This week we’ll learn why we should start panicking already now, all forms of sex studies are justified no matter how redundant, that some British fear the most bizarre things, and finally we have the heart-warming story of when nature bites back at nature biting back.
Life on planet Earth is a precarious thing. It’s only an epidemic, natural disaster, or asteroid impact away from going extinct. It’s happened before and it will happen again. The question has never been “if” but always “when.”
Asteroid 1950 DA is hurtling through space towards us and NASA estimates that there is a 300/1 chance of impact. The rock measures roughly one kilometer in diameter and could hit us at more than 64,000 kilometers per hour. Write down March 16, 2880, in your calendar. It could very well be your last day on Earth.
A scientific probe into anal sex among teenagers has revealed absolutely nothing we haven’t already known for years. Apparently, young girls, for the most part, have to be talked into it while their male peers have to do the talking into.
Unsurprisingly, male teenagers see it as a bit of a competition and the more chocolate starfish you penetrate, the better.
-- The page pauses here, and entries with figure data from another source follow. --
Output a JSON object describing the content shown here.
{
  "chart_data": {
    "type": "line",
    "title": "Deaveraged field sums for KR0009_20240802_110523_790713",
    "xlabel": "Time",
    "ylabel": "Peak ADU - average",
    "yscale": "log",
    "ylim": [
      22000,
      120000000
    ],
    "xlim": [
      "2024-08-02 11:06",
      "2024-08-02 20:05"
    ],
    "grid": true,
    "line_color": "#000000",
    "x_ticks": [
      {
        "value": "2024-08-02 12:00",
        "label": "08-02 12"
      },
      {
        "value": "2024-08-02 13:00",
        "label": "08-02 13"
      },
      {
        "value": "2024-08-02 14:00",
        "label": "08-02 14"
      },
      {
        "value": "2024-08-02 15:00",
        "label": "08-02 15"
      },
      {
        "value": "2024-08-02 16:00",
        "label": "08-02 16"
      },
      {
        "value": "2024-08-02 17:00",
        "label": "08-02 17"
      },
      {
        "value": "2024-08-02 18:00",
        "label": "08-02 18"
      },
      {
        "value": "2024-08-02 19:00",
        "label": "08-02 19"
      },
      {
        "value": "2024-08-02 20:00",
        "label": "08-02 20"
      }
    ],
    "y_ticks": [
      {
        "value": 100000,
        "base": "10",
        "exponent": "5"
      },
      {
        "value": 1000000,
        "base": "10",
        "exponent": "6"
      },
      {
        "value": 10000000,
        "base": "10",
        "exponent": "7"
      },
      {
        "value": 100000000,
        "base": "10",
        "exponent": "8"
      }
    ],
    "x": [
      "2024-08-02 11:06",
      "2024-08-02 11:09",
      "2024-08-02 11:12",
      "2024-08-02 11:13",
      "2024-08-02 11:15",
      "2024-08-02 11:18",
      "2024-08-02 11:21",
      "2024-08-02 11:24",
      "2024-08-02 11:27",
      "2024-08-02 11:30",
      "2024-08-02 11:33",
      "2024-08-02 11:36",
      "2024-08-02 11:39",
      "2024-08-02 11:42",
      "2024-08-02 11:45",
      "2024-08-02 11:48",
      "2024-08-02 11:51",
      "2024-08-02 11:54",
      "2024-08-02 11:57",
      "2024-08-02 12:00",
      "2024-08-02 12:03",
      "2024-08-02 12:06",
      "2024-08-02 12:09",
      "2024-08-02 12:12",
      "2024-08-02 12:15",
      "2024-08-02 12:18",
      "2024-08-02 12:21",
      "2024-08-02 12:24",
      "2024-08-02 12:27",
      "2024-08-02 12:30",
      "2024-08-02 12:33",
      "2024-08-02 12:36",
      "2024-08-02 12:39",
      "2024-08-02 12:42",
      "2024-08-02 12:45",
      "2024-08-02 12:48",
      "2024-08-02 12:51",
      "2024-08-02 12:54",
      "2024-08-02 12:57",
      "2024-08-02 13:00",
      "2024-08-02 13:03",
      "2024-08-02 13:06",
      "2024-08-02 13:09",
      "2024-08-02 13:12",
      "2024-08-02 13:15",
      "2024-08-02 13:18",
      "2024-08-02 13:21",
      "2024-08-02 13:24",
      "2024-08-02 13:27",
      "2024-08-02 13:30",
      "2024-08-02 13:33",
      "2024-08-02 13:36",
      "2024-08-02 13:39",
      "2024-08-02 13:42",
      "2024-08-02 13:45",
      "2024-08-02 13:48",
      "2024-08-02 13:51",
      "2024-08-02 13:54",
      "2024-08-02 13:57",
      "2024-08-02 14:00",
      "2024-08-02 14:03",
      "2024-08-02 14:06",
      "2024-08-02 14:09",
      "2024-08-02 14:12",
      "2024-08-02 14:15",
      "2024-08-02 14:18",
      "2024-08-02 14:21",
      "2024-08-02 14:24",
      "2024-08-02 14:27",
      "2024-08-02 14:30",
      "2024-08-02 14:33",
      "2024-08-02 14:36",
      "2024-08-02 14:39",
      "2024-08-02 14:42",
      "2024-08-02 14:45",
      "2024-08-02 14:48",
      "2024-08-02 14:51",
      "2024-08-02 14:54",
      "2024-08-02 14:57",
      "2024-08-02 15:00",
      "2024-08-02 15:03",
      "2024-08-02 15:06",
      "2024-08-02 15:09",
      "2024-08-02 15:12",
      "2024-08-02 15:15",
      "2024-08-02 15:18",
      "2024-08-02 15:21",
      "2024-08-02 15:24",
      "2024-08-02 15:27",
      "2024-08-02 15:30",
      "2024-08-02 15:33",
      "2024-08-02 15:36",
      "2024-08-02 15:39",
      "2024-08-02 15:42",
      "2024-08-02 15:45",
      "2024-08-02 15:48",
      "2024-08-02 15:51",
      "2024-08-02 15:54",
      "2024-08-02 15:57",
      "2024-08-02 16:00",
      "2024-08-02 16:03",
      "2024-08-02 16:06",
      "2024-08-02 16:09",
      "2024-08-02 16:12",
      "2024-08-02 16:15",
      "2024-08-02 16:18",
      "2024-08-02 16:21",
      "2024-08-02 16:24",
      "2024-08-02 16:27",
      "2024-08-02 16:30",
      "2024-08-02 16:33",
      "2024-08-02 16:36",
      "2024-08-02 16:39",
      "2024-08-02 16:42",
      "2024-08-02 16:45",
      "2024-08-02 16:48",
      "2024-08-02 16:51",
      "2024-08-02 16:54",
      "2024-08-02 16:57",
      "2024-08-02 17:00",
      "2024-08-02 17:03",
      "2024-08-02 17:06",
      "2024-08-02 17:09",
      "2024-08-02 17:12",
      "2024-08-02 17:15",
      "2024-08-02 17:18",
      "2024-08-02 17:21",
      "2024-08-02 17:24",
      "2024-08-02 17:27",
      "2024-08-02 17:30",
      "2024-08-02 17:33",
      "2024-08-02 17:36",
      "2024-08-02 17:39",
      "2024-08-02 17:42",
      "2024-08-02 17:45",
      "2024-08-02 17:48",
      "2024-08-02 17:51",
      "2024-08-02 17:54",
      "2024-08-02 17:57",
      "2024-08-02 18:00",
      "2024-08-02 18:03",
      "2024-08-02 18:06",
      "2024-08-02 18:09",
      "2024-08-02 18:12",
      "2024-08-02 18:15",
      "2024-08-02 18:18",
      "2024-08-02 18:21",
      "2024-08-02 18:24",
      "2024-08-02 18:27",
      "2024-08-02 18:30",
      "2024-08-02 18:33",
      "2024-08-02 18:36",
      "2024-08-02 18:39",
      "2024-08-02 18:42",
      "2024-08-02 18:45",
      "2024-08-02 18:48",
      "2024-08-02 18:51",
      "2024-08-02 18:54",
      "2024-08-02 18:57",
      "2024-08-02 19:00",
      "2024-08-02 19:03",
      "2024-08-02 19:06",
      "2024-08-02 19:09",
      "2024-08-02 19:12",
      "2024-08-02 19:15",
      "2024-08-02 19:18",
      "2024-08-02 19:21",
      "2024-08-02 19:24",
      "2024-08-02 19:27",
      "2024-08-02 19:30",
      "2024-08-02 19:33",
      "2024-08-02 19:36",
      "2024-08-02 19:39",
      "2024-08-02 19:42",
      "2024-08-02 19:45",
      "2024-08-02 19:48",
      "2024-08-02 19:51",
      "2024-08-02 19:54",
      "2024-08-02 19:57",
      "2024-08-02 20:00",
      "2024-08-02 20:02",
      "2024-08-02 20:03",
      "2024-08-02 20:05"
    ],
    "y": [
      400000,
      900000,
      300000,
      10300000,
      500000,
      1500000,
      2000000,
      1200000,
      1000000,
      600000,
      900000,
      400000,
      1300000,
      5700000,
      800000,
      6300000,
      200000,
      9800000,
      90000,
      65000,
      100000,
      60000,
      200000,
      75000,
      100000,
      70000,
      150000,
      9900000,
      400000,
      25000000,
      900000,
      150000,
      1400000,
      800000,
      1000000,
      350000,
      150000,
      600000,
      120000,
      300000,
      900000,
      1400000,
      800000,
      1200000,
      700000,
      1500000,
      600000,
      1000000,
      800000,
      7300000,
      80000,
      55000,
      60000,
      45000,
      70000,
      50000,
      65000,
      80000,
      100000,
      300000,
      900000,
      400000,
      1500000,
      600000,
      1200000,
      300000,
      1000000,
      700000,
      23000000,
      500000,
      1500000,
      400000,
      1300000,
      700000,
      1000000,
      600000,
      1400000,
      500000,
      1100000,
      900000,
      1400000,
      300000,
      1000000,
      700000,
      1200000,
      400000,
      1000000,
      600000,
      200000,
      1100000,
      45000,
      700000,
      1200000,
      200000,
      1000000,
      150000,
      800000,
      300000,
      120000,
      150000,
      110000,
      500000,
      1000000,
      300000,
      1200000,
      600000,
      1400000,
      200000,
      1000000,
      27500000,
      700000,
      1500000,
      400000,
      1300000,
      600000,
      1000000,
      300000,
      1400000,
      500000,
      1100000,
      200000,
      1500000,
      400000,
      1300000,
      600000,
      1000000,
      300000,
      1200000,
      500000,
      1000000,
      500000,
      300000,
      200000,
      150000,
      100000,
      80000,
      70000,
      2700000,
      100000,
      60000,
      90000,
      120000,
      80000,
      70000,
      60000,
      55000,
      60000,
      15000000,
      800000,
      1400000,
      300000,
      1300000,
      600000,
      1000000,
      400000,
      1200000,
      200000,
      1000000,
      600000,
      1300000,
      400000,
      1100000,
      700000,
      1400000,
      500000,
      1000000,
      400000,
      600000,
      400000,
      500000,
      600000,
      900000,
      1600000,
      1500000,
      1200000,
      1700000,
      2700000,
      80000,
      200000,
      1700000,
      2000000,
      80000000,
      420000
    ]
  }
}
Another obvious answer during the study was that porn usually served as an inspiration. Hopefully, we’ll soon have a study that will reveal the correlation between unprotected sex and pregnancies.
The word phobia normally succeeds a Latin word for something people irrationally fear. Undoubtedly, there are a few that could be perfectly and rationally justified, but when local councils in Britain open the floor for residents to ask any questions of their elected rulers, it’s possible to glimpse just how phobic humans can be.
When you feel a need to ask your local councilmen (and/or women) how they plan to counter an attack by dragons or if exorcisms of pets will be subsidized, then maybe, just maybe, you’ve forfeited your right to use much needed oxygen to preserve the life of others.
Most of us will agree that anything that slithers should be avoided at all cost, especially if it comes equipped with poisonous fangs. But Rai Singh in central India thought it would be a better idea to bite back before getting bitten.
He thought a deadly blue krait was about to attack him, and rather than wait for its lethal attack, he decided to bite it first. Singh’s attack proved fatal for the snake. Your typical nature bites back at nature bites back.